Tiraspol is the capital of the MRP, a former part of
Moldavia, which declared its independence in the
beginning of the 90s. The big majority of the
population is Russian origin. The government of
MRP still sticks - or at least pretend to do so - to
the communist ideal, which seems to be in this
version just a corrupt and poor imitation.
We go to the university in order to find some
students willing to fill out some of our
questionnaires. Some of us dare to enter a lecture
room where a English class just finishes its lecture.
Madame Professor surveys us critically and finally
asks with dominant voice: "Who are you and what
do you want?" Nothing easier than that. She starts
to smile. After explaining the situation in Russian
language to her student, she invites us to stay. Now
the students, all of them are girls, start to survey us
Olga, Natasha and her friends seemed to be overtaxed with our questions concerning political future, the situation now and before the civil war, Europe etc. Every question causes hot debates among them before everyone ticks the same choice. Sometimes the English students had some problems to understand our questions. Madame Professor kindly helped them from time to time and asked us how to pronounce certain English vocabulary. Yep. After finishing work we wanted to invite the ladies for a drink. But they've lectures, so any solution? As we didn't want to cause any inconveniences, we asked the teacher, if we can complete the questionnaires outside. She deliberated two times - and cancelled the whole lecture for about 40 students. (She knows how to tread AEGEE.) This all may sound a bit superficial, but actually it was me who was Karl May's greenhorn. The first impression I had was like "o my god, they have no future, no possibility to go the way they want to go...." The city remembered me on a museum of a Soviet Union which existed ages ago, unreal and artificial.

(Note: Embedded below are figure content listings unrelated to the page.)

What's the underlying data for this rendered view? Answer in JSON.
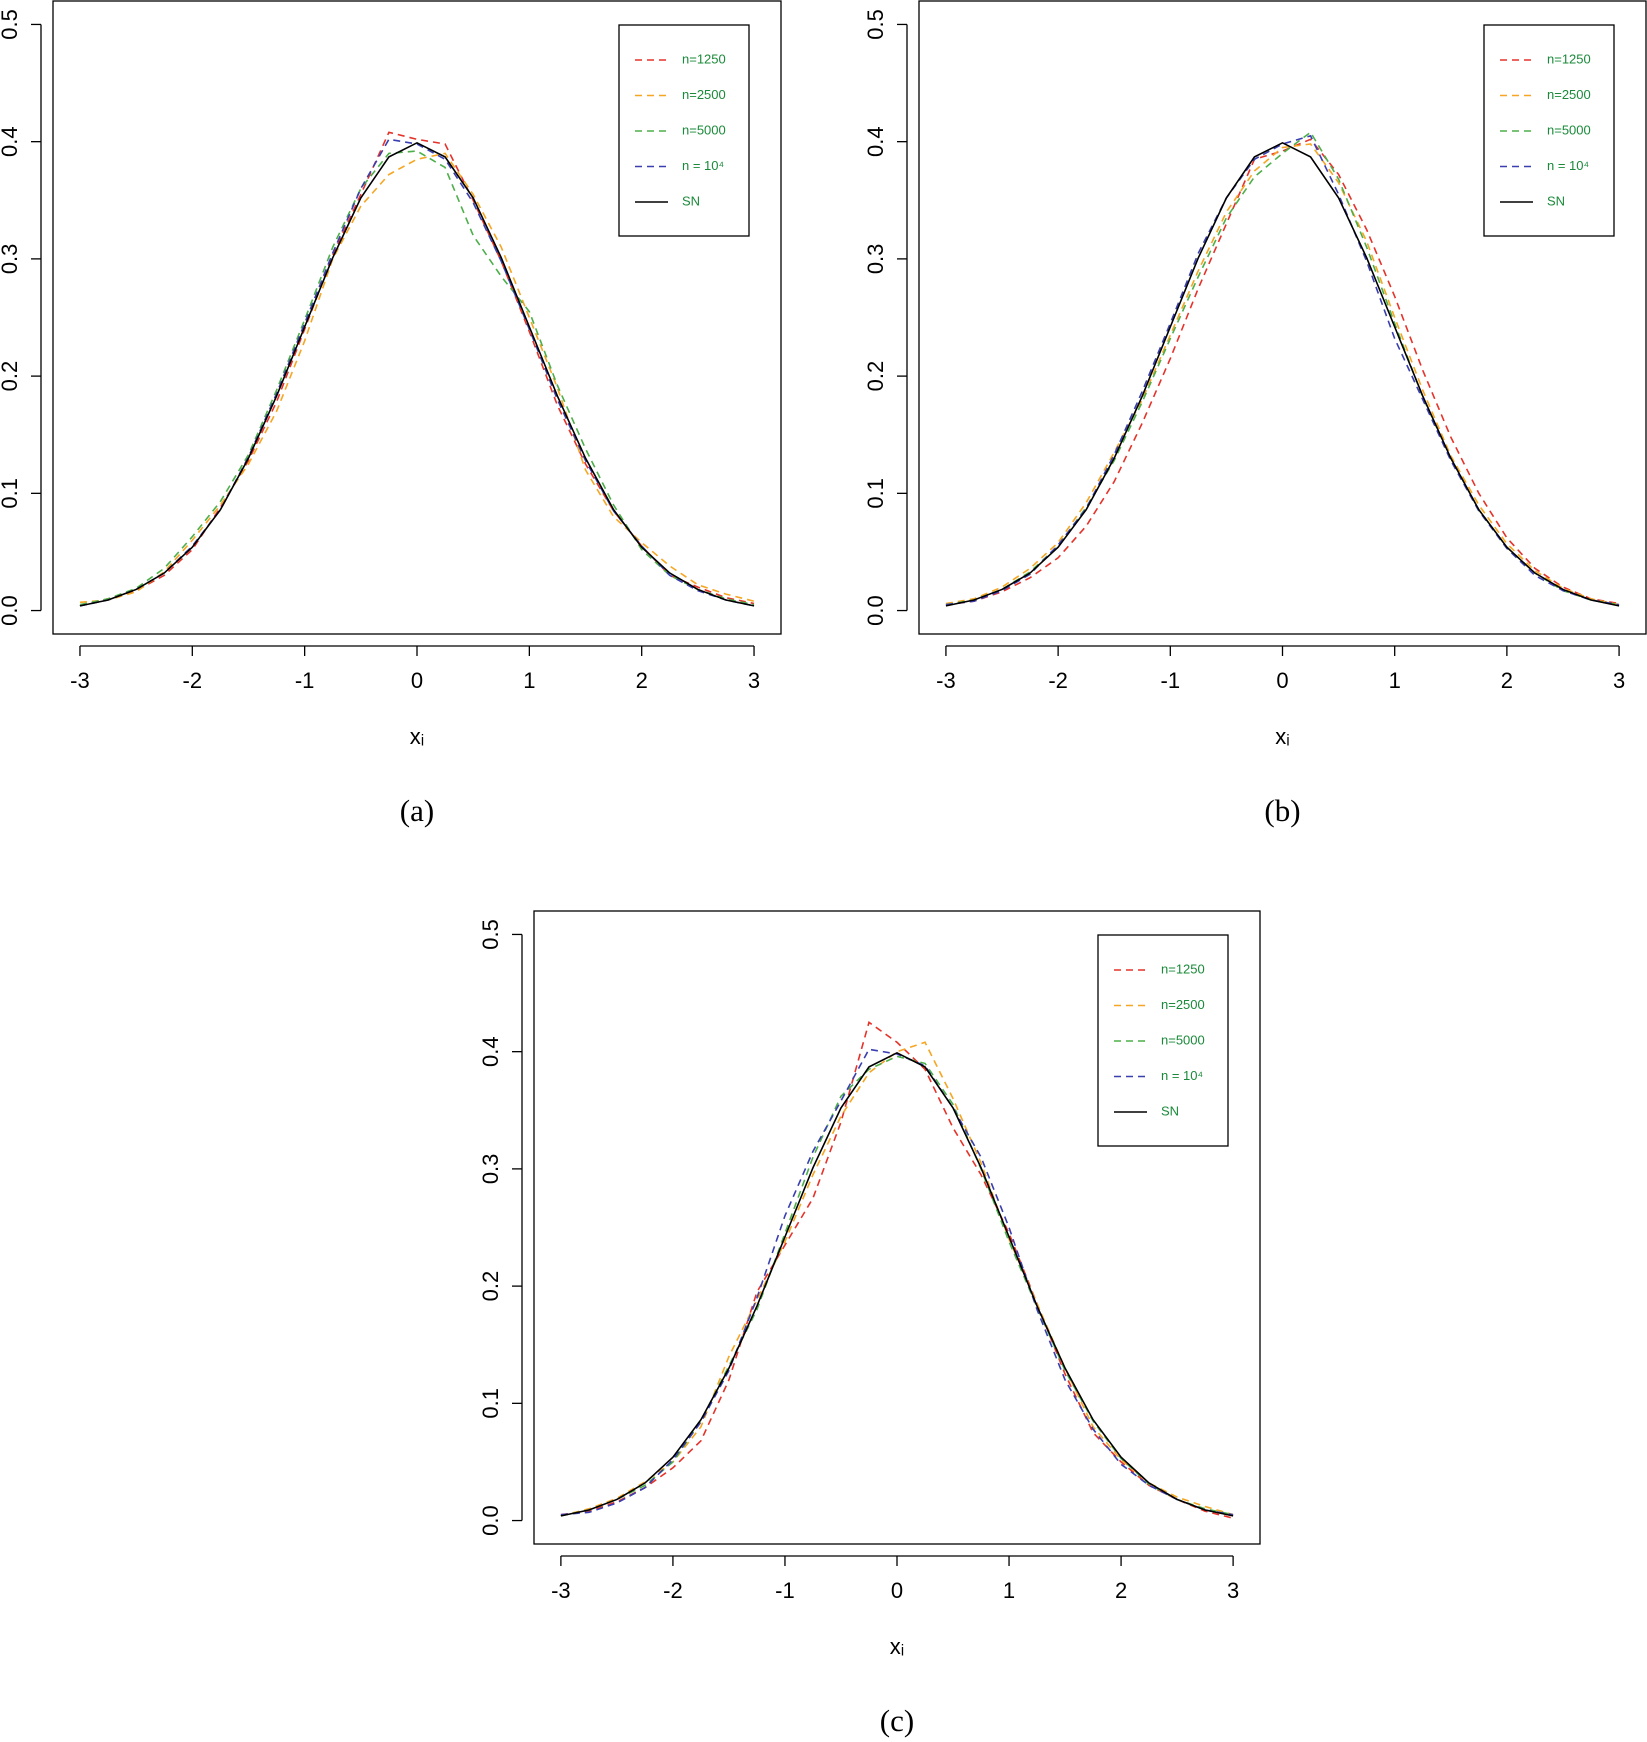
{
  "chart_data": [
    {
      "type": "line",
      "caption": "(a)",
      "xlabel": "xᵢ",
      "xlim": [
        -3.24,
        3.24
      ],
      "ylim": [
        -0.02,
        0.52
      ],
      "xticks": [
        -3,
        -2,
        -1,
        0,
        1,
        2,
        3
      ],
      "yticks": [
        0.0,
        0.1,
        0.2,
        0.3,
        0.4,
        0.5
      ],
      "grid": false,
      "legend": "top-right",
      "x": [
        -3,
        -2.75,
        -2.5,
        -2.25,
        -2,
        -1.75,
        -1.5,
        -1.25,
        -1,
        -0.75,
        -0.5,
        -0.25,
        0,
        0.25,
        0.5,
        0.75,
        1,
        1.25,
        1.5,
        1.75,
        2,
        2.25,
        2.5,
        2.75,
        3
      ],
      "series": [
        {
          "name": "n=1250",
          "color": "#e5332a",
          "linestyle": "dashed",
          "values": [
            0.004,
            0.01,
            0.017,
            0.03,
            0.052,
            0.088,
            0.128,
            0.178,
            0.24,
            0.303,
            0.355,
            0.408,
            0.402,
            0.398,
            0.35,
            0.298,
            0.238,
            0.175,
            0.125,
            0.085,
            0.055,
            0.03,
            0.02,
            0.011,
            0.006
          ]
        },
        {
          "name": "n=2500",
          "color": "#f5a623",
          "linestyle": "dashed",
          "values": [
            0.007,
            0.009,
            0.016,
            0.033,
            0.06,
            0.09,
            0.125,
            0.17,
            0.23,
            0.3,
            0.345,
            0.372,
            0.385,
            0.39,
            0.355,
            0.31,
            0.25,
            0.19,
            0.12,
            0.08,
            0.058,
            0.038,
            0.022,
            0.014,
            0.008
          ]
        },
        {
          "name": "n=5000",
          "color": "#4daf4a",
          "linestyle": "dashed",
          "values": [
            0.005,
            0.01,
            0.019,
            0.036,
            0.063,
            0.093,
            0.133,
            0.188,
            0.248,
            0.31,
            0.36,
            0.39,
            0.392,
            0.378,
            0.32,
            0.285,
            0.255,
            0.192,
            0.138,
            0.09,
            0.052,
            0.03,
            0.018,
            0.01,
            0.005
          ]
        },
        {
          "name": "n = 10⁴",
          "color": "#3a3fb0",
          "linestyle": "dashed",
          "values": [
            0.004,
            0.009,
            0.018,
            0.032,
            0.055,
            0.086,
            0.131,
            0.185,
            0.245,
            0.305,
            0.36,
            0.402,
            0.398,
            0.385,
            0.348,
            0.298,
            0.24,
            0.18,
            0.128,
            0.085,
            0.055,
            0.03,
            0.017,
            0.009,
            0.004
          ]
        },
        {
          "name": "SN",
          "color": "#000000",
          "linestyle": "solid",
          "values": [
            0.004,
            0.009,
            0.018,
            0.032,
            0.054,
            0.086,
            0.13,
            0.183,
            0.242,
            0.301,
            0.352,
            0.387,
            0.399,
            0.387,
            0.352,
            0.301,
            0.242,
            0.183,
            0.13,
            0.086,
            0.054,
            0.032,
            0.018,
            0.009,
            0.004
          ]
        }
      ]
    },
    {
      "type": "line",
      "caption": "(b)",
      "xlabel": "xᵢ",
      "xlim": [
        -3.24,
        3.24
      ],
      "ylim": [
        -0.02,
        0.52
      ],
      "xticks": [
        -3,
        -2,
        -1,
        0,
        1,
        2,
        3
      ],
      "yticks": [
        0.0,
        0.1,
        0.2,
        0.3,
        0.4,
        0.5
      ],
      "grid": false,
      "legend": "top-right",
      "x": [
        -3,
        -2.75,
        -2.5,
        -2.25,
        -2,
        -1.75,
        -1.5,
        -1.25,
        -1,
        -0.75,
        -0.5,
        -0.25,
        0,
        0.25,
        0.5,
        0.75,
        1,
        1.25,
        1.5,
        1.75,
        2,
        2.25,
        2.5,
        2.75,
        3
      ],
      "series": [
        {
          "name": "n=1250",
          "color": "#e5332a",
          "linestyle": "dashed",
          "values": [
            0.005,
            0.008,
            0.016,
            0.028,
            0.045,
            0.072,
            0.11,
            0.16,
            0.215,
            0.275,
            0.33,
            0.385,
            0.392,
            0.402,
            0.372,
            0.325,
            0.268,
            0.205,
            0.148,
            0.1,
            0.062,
            0.036,
            0.02,
            0.01,
            0.006
          ]
        },
        {
          "name": "n=2500",
          "color": "#f5a623",
          "linestyle": "dashed",
          "values": [
            0.006,
            0.01,
            0.02,
            0.036,
            0.058,
            0.092,
            0.135,
            0.18,
            0.235,
            0.29,
            0.34,
            0.375,
            0.395,
            0.398,
            0.365,
            0.315,
            0.25,
            0.188,
            0.132,
            0.09,
            0.057,
            0.034,
            0.019,
            0.01,
            0.005
          ]
        },
        {
          "name": "n=5000",
          "color": "#4daf4a",
          "linestyle": "dashed",
          "values": [
            0.005,
            0.009,
            0.018,
            0.033,
            0.055,
            0.088,
            0.128,
            0.178,
            0.232,
            0.285,
            0.335,
            0.37,
            0.39,
            0.408,
            0.368,
            0.31,
            0.245,
            0.182,
            0.13,
            0.086,
            0.054,
            0.032,
            0.017,
            0.009,
            0.005
          ]
        },
        {
          "name": "n = 10⁴",
          "color": "#3a3fb0",
          "linestyle": "dashed",
          "values": [
            0.005,
            0.008,
            0.017,
            0.031,
            0.056,
            0.087,
            0.133,
            0.187,
            0.245,
            0.305,
            0.352,
            0.385,
            0.398,
            0.405,
            0.355,
            0.298,
            0.232,
            0.18,
            0.128,
            0.085,
            0.053,
            0.03,
            0.017,
            0.009,
            0.005
          ]
        },
        {
          "name": "SN",
          "color": "#000000",
          "linestyle": "solid",
          "values": [
            0.004,
            0.009,
            0.018,
            0.032,
            0.054,
            0.086,
            0.13,
            0.183,
            0.242,
            0.301,
            0.352,
            0.387,
            0.399,
            0.387,
            0.352,
            0.301,
            0.242,
            0.183,
            0.13,
            0.086,
            0.054,
            0.032,
            0.018,
            0.009,
            0.004
          ]
        }
      ]
    },
    {
      "type": "line",
      "caption": "(c)",
      "xlabel": "xᵢ",
      "xlim": [
        -3.24,
        3.24
      ],
      "ylim": [
        -0.02,
        0.52
      ],
      "xticks": [
        -3,
        -2,
        -1,
        0,
        1,
        2,
        3
      ],
      "yticks": [
        0.0,
        0.1,
        0.2,
        0.3,
        0.4,
        0.5
      ],
      "grid": false,
      "legend": "top-right",
      "x": [
        -3,
        -2.75,
        -2.5,
        -2.25,
        -2,
        -1.75,
        -1.5,
        -1.25,
        -1,
        -0.75,
        -0.5,
        -0.25,
        0,
        0.25,
        0.5,
        0.75,
        1,
        1.25,
        1.5,
        1.75,
        2,
        2.25,
        2.5,
        2.75,
        3
      ],
      "series": [
        {
          "name": "n=1250",
          "color": "#e5332a",
          "linestyle": "dashed",
          "values": [
            0.005,
            0.008,
            0.016,
            0.028,
            0.045,
            0.068,
            0.12,
            0.195,
            0.235,
            0.275,
            0.34,
            0.425,
            0.408,
            0.385,
            0.335,
            0.295,
            0.245,
            0.185,
            0.125,
            0.075,
            0.05,
            0.03,
            0.018,
            0.008,
            0.002
          ]
        },
        {
          "name": "n=2500",
          "color": "#f5a623",
          "linestyle": "dashed",
          "values": [
            0.004,
            0.01,
            0.019,
            0.033,
            0.05,
            0.08,
            0.14,
            0.188,
            0.238,
            0.295,
            0.345,
            0.382,
            0.4,
            0.408,
            0.36,
            0.305,
            0.24,
            0.185,
            0.13,
            0.08,
            0.052,
            0.032,
            0.02,
            0.012,
            0.005
          ]
        },
        {
          "name": "n=5000",
          "color": "#4daf4a",
          "linestyle": "dashed",
          "values": [
            0.004,
            0.009,
            0.018,
            0.03,
            0.05,
            0.085,
            0.132,
            0.18,
            0.245,
            0.31,
            0.362,
            0.385,
            0.396,
            0.39,
            0.355,
            0.3,
            0.238,
            0.182,
            0.128,
            0.085,
            0.053,
            0.031,
            0.018,
            0.01,
            0.005
          ]
        },
        {
          "name": "n = 10⁴",
          "color": "#3a3fb0",
          "linestyle": "dashed",
          "values": [
            0.005,
            0.007,
            0.015,
            0.028,
            0.052,
            0.084,
            0.128,
            0.19,
            0.26,
            0.315,
            0.358,
            0.402,
            0.398,
            0.388,
            0.352,
            0.31,
            0.25,
            0.18,
            0.12,
            0.078,
            0.048,
            0.03,
            0.018,
            0.009,
            0.005
          ]
        },
        {
          "name": "SN",
          "color": "#000000",
          "linestyle": "solid",
          "values": [
            0.004,
            0.009,
            0.018,
            0.032,
            0.054,
            0.086,
            0.13,
            0.183,
            0.242,
            0.301,
            0.352,
            0.387,
            0.399,
            0.387,
            0.352,
            0.301,
            0.242,
            0.183,
            0.13,
            0.086,
            0.054,
            0.032,
            0.018,
            0.009,
            0.004
          ]
        }
      ]
    }
  ]
}
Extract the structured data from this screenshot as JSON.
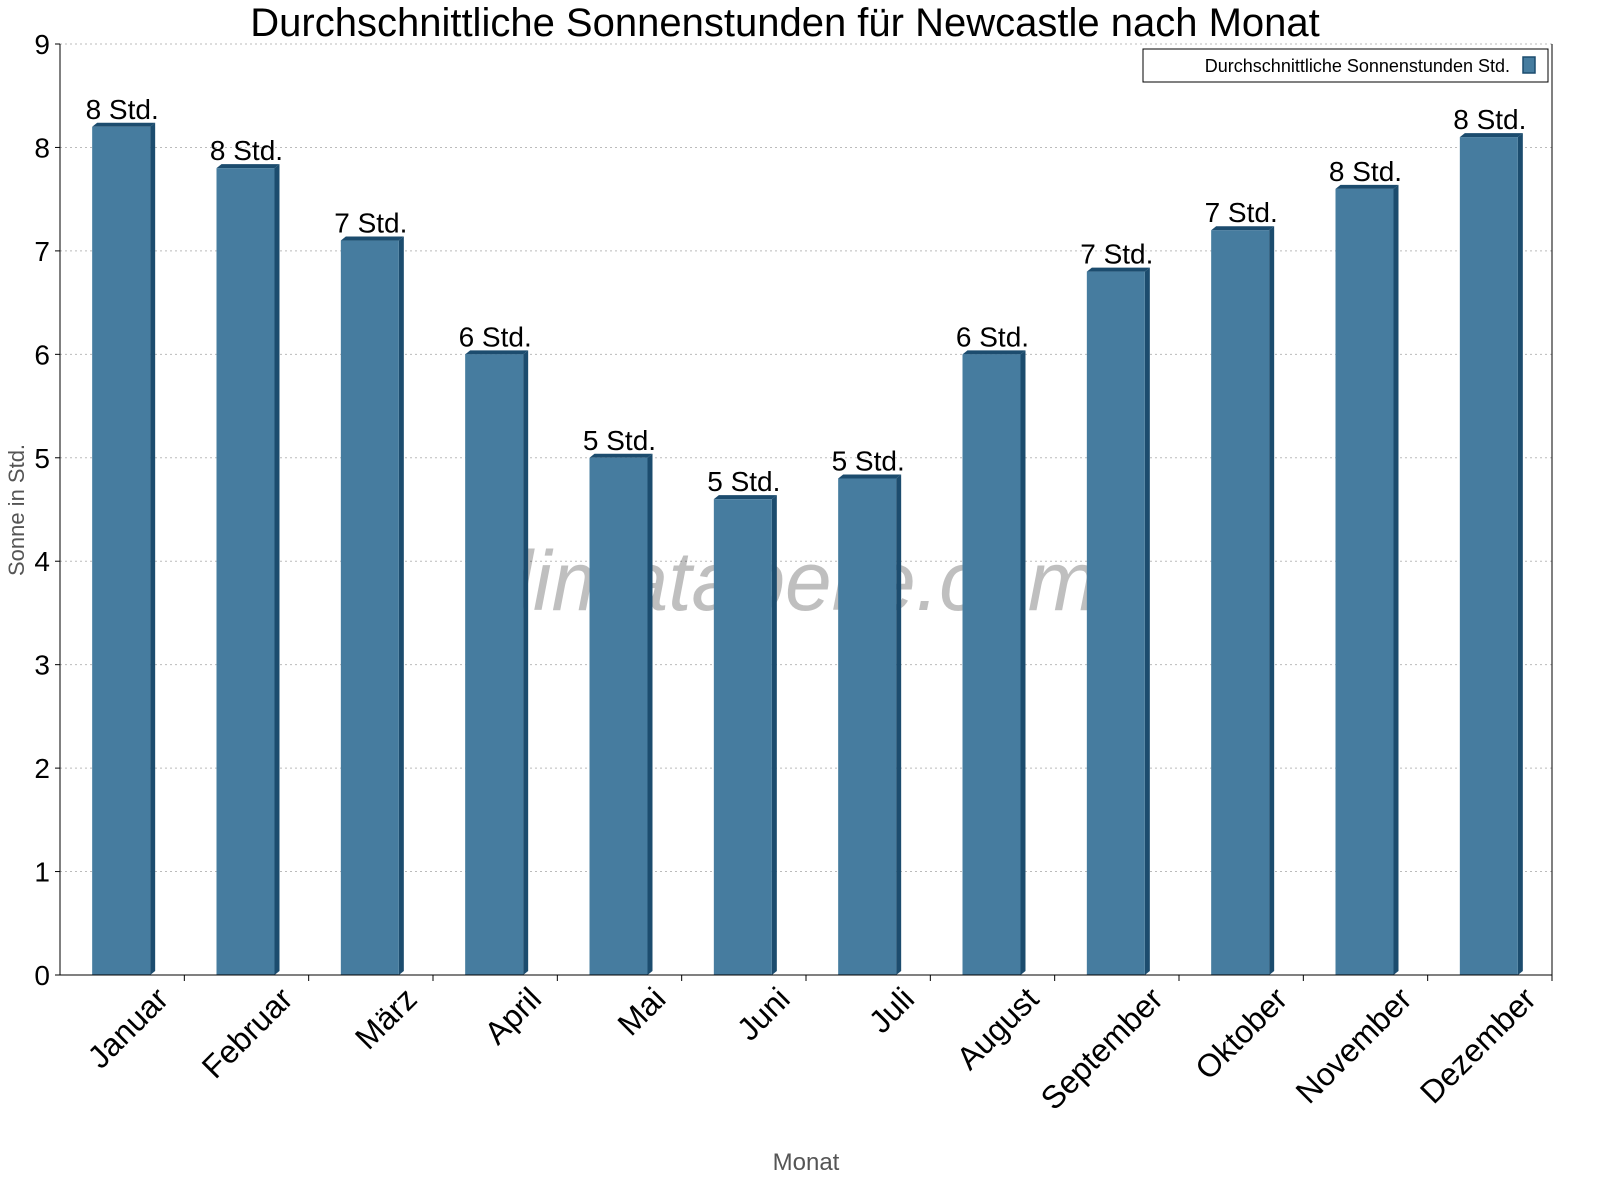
{
  "chart_data": {
    "type": "bar",
    "title": "Durchschnittliche Sonnenstunden für Newcastle nach Monat",
    "xlabel": "Monat",
    "ylabel": "Sonne in Std.",
    "ylim": [
      0,
      9
    ],
    "yticks": [
      "0",
      "1",
      "2",
      "3",
      "4",
      "5",
      "6",
      "7",
      "8",
      "9"
    ],
    "grid": true,
    "legend_placement": "top-right",
    "watermark": "klimatabelle.com",
    "categories": [
      "Januar",
      "Februar",
      "März",
      "April",
      "Mai",
      "Juni",
      "Juli",
      "August",
      "September",
      "Oktober",
      "November",
      "Dezember"
    ],
    "series": [
      {
        "name": "Durchschnittliche Sonnenstunden Std.",
        "color": "#467c9f",
        "side_color": "#1c4c6e",
        "values": [
          8.2,
          7.8,
          7.1,
          6.0,
          5.0,
          4.6,
          4.8,
          6.0,
          6.8,
          7.2,
          7.6,
          8.1
        ],
        "labels": [
          "8 Std.",
          "8 Std.",
          "7 Std.",
          "6 Std.",
          "5 Std.",
          "5 Std.",
          "5 Std.",
          "6 Std.",
          "7 Std.",
          "7 Std.",
          "8 Std.",
          "8 Std."
        ]
      }
    ]
  }
}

But by talking to each other, I discovered that there's not that much difference between them and me. Of course, like all other young people they have imaginations of their future, their aims of life, their fears and hopes; honestly, it looked a bit strange seeing girls wearing skirts shorter than those of the Spice-Girls, made-up like a Diva in a Oscar's night, MTV free-your-mind T-shirts in a city like this. Okay, but what's the difference to the West? There was Olga, 19 years old, married with a Polish taxi driver, having already a baby. As we invited her to visit us in the Republic of Moldova or Romania, she just smiled embarrassed. It wasn't only a matter of money, there was something like "I can't go there because it's...."; no why, no argument; she remembered me to a child playing in the garden, not being allowed to go to close to the fence. Of course it's not everybody's thing to travel across Europe, but at least a certain joy of discovery I thought to find.
Now writing these impressions down, I would like to continue our conversation. Too many questions left unanswered.
Today I get enthusiastic when I think of the time spent in Romania, Moldova and MRP. For me it was history at work. We shouldn't miss it. I made the experience that the more difficult it is to get into the country, the culture and the people, the harder it is to say good-bye.